Doodle celebra oggi, attraverso un video, Willi Ninja, un iconico ballerino e coreografo noto come il "Padrino del Voguing". Artista acclamato, Willi ha spianato la strada alla rappresentazione e all'accettazione dei Black Lgbtq+ negli anni '80 e '90. La comunità che ha creato, "The Iconic House of Ninja", sopravvive ancora oggi.
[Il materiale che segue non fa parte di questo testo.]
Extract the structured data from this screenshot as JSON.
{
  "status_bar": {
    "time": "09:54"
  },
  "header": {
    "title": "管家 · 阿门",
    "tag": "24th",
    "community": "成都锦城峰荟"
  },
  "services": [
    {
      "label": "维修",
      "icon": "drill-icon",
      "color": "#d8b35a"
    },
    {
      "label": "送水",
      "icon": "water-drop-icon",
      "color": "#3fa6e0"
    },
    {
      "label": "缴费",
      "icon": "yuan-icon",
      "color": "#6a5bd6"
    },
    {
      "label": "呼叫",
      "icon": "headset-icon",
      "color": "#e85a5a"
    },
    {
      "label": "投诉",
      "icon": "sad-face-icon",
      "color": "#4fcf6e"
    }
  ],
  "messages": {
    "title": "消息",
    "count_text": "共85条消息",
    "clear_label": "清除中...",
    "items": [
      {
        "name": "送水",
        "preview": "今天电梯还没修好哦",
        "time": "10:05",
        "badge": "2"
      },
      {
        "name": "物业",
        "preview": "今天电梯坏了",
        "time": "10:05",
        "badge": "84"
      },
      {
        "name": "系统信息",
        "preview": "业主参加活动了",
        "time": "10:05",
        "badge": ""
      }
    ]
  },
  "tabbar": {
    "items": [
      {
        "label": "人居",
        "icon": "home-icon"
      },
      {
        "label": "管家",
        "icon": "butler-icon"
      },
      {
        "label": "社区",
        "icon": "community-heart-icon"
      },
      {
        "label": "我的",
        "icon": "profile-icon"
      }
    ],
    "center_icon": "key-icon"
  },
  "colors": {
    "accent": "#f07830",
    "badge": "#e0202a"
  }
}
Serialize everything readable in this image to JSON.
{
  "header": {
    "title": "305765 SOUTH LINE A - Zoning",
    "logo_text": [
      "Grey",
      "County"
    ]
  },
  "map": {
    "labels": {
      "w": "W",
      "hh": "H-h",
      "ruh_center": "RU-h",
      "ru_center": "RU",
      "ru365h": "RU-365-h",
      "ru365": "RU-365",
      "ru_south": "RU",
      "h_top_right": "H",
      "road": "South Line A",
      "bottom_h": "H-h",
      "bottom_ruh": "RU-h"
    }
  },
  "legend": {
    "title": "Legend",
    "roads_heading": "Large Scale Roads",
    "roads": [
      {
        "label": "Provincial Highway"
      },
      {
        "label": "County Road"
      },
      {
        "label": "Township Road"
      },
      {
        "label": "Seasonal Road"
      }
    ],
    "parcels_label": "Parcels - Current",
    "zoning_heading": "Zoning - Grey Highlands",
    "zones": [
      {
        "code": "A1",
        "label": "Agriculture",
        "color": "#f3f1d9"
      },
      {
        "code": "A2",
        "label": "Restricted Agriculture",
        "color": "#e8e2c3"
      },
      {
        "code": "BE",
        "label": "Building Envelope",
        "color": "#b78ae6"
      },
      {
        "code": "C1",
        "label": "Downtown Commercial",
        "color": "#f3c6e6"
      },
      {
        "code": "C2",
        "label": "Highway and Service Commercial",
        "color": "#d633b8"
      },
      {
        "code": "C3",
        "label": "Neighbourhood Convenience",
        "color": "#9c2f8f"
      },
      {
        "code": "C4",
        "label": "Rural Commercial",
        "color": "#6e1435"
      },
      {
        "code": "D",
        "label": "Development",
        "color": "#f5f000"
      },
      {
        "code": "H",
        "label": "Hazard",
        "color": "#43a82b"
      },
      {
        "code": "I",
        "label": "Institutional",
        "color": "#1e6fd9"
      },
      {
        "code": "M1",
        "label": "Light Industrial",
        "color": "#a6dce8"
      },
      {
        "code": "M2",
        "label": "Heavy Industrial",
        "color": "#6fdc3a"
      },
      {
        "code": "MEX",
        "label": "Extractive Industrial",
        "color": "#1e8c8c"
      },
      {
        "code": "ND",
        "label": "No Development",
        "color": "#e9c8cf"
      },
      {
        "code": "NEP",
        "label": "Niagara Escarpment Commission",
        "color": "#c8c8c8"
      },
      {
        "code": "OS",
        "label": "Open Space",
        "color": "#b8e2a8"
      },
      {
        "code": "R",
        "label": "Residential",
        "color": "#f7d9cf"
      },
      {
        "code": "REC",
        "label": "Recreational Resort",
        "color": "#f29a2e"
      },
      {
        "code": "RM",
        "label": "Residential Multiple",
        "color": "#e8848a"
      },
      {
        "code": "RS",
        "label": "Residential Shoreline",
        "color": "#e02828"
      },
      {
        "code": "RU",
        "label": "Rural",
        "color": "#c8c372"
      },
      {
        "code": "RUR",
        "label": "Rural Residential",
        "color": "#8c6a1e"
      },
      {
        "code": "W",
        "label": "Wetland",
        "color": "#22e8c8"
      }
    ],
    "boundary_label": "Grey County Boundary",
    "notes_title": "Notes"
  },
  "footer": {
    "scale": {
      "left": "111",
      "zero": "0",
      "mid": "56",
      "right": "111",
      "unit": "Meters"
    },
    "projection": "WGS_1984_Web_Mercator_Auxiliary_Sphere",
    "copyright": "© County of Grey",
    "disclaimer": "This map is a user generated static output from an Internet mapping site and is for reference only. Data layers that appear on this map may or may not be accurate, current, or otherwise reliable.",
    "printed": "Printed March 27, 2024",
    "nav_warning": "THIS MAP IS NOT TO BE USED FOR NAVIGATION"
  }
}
Il video che celebra Willi Ninja
Il video di Doodle è stato illustrato da Rob Gilliam e curato da Xander Opiyo, con musiche originali di Vivacious. Gli artisti presenti sono gli attuali membri della House of Ninja (Archie Burnett Ninja, Javier Madrid Ninja, Kiki Ninja e Akiko Tokuoka aka KiT Ninja) che ballano per celebrare l'eredità di Willi. In questo giorno del 1990, il documentario Paris is Burning - che presenta Willi e l'iconica casa dei ninja - è stato distribuito negli Stati Uniti al NewFest New York LGBT Film Festival.
Willi Ninja, chi è
Willi Ninja, il cui vero nome era William Roscoe Leake, nacque il 12 aprile 1961 a New York, ed è conosciuto come il Gran Maestro della Vogue. È stato un ballerino, coreografo e figura iconica della scena della ball culture degli anni ’80 e ’90 a New York. La sua passione per la danza fu influenzata da diverse icone, come Fred Astaire e Michael Jackson. Negli anni ’80, Willi Ninja iniziò a far parte della scena della ball culture a New York e sviluppò uno stile di danza unico, noto come Vogue, che prendeva spunto dalle pose dei modelli nelle riviste di moda. Saper mescolare elementi di breakdance, arti marziali e danza moderna portò alla creazione di un fenomeno culturale che è diventato un mezzo attraverso il quale molti esprimono la loro identità, creatività ed emancipazione.
Ha collaborato con artisti famosi come Madonna, e le sue coreografie sono state utilizzate in vari video musicali, spettacoli e film. Willi Ninja, nel 1990, ebbe un ruolo di primo piano nel documentario Paris is Burning, film che esplorava la ball culture di New York e l’importanza della comunità Lgbtq+. Ed è stata proprio la performance di Ninja in questo film che ha contribuito a portare la Vogue all’attenzione internazionale. È morto nel 2006.